European students and leaders convene at Yale to examine EU horizons
European undergraduate and graduate students enrolled in U.S. universities will convene at Yale University on Feb. 13 and 14 to discuss the future of the European Union (EU) and their personal contributions to a more successful EU, and to form an ongoing student think-tank in the United States on EU policies and affairs.
Organized by European students at Yale, the European Student Conference at Yale will bring together 80 students who were selected from a pool of more than 350 hundred applicants. The participants include students from 25 European and other nations who attend 45 universities across the United States.
The conferees will engage with EU policymakers, Yale professors, and distinguished keynote speakers, and focus on five key policy areas: borders, democracy, economy, transatlantic relations, and identity. The event comes amidst the ongoing Transatlantic Trade and Investment Partnership (TTIP) negotiations, described by the conference organizers as “the Super Bowl of Transatlantica.” The conference at Yale, they note, offers a rare opportunity to bring students together with long-time European leaders and give young people a special voice in contemporary debate.
“I look forward to opening the European Student Conference at Yale University,” said European Union ambassador to the United States, David O’Sullivan. “This brings together some of the best and brightest students from across the U.S. to discuss the future of the European Union and transatlantic relations. This conference could not come at a better time as we find ourselves at a point in EU-U.S. relations with an unprecedented level of cooperation and a number of common challenges.”
“It is our generation that has the highest stakes in the game,” said Igor Mitschka ‘15 and Nils Metter ‘18, two Yale student organizers, in a commentary written in dialogue with Wolfgang Petritsch, former United Nations high commissioner for Bosnia and Herzegovina and a conference adviser. “Let’s get excited for young people taking the floor in questions that will affect them the most,” Mitschka, Metter, and Petritsch urge in their commentary, which can be read in full here.
Conference speakers include Ignacio Garcia-Bercero, chief EU negotiator for TTIP; David O’Sullivan, ambassador of the European Union to the United States; Pascal Lamy, former director-general of the World Trade Organization; and, Lapo Pistelli, deputy minister of foreign affairs of Italy. Yale faculty advisers for the conference include David Bach, Seyla Benhabib, David Cameron, Jolyon Howorth, Christine Landfied, and Adam Tooze. A full list of advisers and speakers can be found at the conference website.

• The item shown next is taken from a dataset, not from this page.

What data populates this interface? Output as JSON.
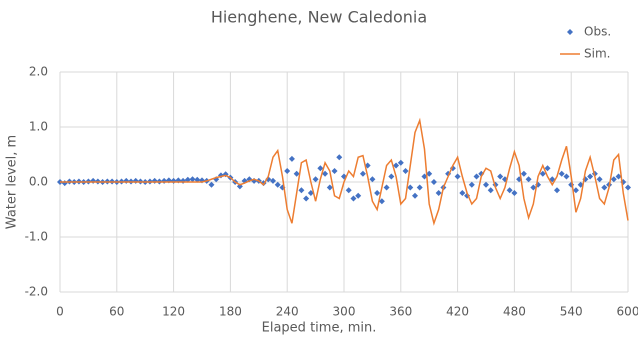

Among the 20 policy ideas that will be discussed at the conference in detail are:
- Introducing new ideas for transatlantic trade and exchange in the TTIP
- Developing EU-wide school curricula to foster an EU identity and entrepreneurial spirit among young people
- Granting the commission a stronger guarding position over member states’ constitutional amendments in order to respond to anti-democratic behavior of member states
- Strengthening of partnerships with Mediterranean countries to tackle immigration
- Reforming the European Citizen Initiative with input taken from the Swiss role model and introducing a comprehensive media strategy for the initiative, including a new App.
The think-tank “European Horizons” will take up the novel policy recommendations emerging from the conference and ensure further elaboration and dissemination among students, scholars, and policymakers. The president of the ESC, Igor Mitschka, emphasized the significance of this new project, “European students in the USA feel more European than anywhere else, and yet we rarely transform this feeling into palpable political commitment for the EU. Our project is the first step toward making students in America devote time, ingenuity, and action toward the development of the EU.”